Measurement & calibration

The Tools menu (and toolbar) add physical-scale measurement on top of the pixel grid:

• Calibrate scale — click Calibrate, then drag a line along a span of known physical length (a scale bar, a chip edge). Enter the length when prompted (e.g. 5.36 mm — a bare number reuses the last unit). The entered length maps to the longer of the horizontal/vertical pixel spans (max(|Δx|, |Δy|)), the natural choice for a feature aligned to one axis. The first point becomes the physical-grid origin. The reference line stays drawn (orange) labelled with its length.
• Measure distance — click Measure, then drag a line; its physical distance (true Euclidean length × scale) is labelled on the line (amber) and shown in the status bar. Before calibration it reports pixels.
• Physical cursor coordinates — once calibrated, the status bar shows the cursor position in physical units relative to the calibration origin, alongside the pixel coordinate, e.g. (1203, 540) px (5.36, 2.41) mm.
• Selection area — the status bar shows the physical area of the current selection box, e.g. area 31.3 mm² (pixel w·h × scale²).

Both tools are one-shot (a single drag, then the previous Pan/Select mode is restored). Calibration is per-image and resets when you open/close an image; Clear calibration and Clear measurement remove them.

---

Self-test

FastMatch ships a built-in correctness check:

• Self-test menu action — synthesizes an image, stamps a known motif at N positions, runs the matcher, and confirms it recovers every planted instance (centers within ±1 px) with the source region excluded.
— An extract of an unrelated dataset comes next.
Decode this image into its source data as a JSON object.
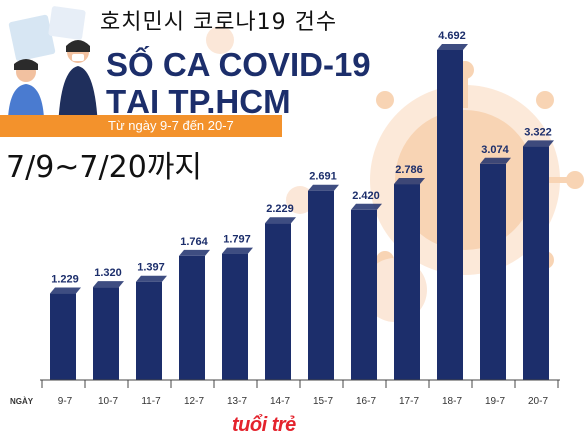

• --generate-sample workflow — the same generator is exposed on the CLI so you can produce a ground-truth image, open it, draw a box around one motif, and visually confirm all other instances light up:

  python -m fastmatch --generate-sample sample.png --w 12000 --h 12000
  python -m fastmatch sample.png

---

Troubleshooting

• CUDA error: no kernel image is available for execution — your PyTorch wheel has no kernel for your GPU's compute capability (the sm_120 / Blackwell case). Install the CUDA build from the cu128 index (see GPU upgrade). FastMatch detects this at launch via its canary kernel and auto-falls back to CPU, so the app keeps working in the meantime — just slower, with a Engine: CPU (slow) … banner.

• Very large / gigapixel images — images that do not fit comfortably in RAM are decoded through a memory-mapped (memmap) path and streamed tile-by-tile to the GPU and the display pyramid; no full-image texture is ever uploaded. Truly oversized images are refused up front with a dialog rather than being allowed to OOM-kill the process.

• Out of memory on the GPU — the engine starts conservatively (1024x1024 compute tiles) and, on OutOfMemoryError, auto-degrades along a ladder: 1024 → 512 tile → fewer scales → CPU fallback, surfacing a message at each rung. You do not need to tune anything manually.

• Searches feel slow — you are likely on the CPU build. Confirm with python -c "import torch; print(torch.cuda.is_available())"; if it prints False, install the cu128 GPU build as described above.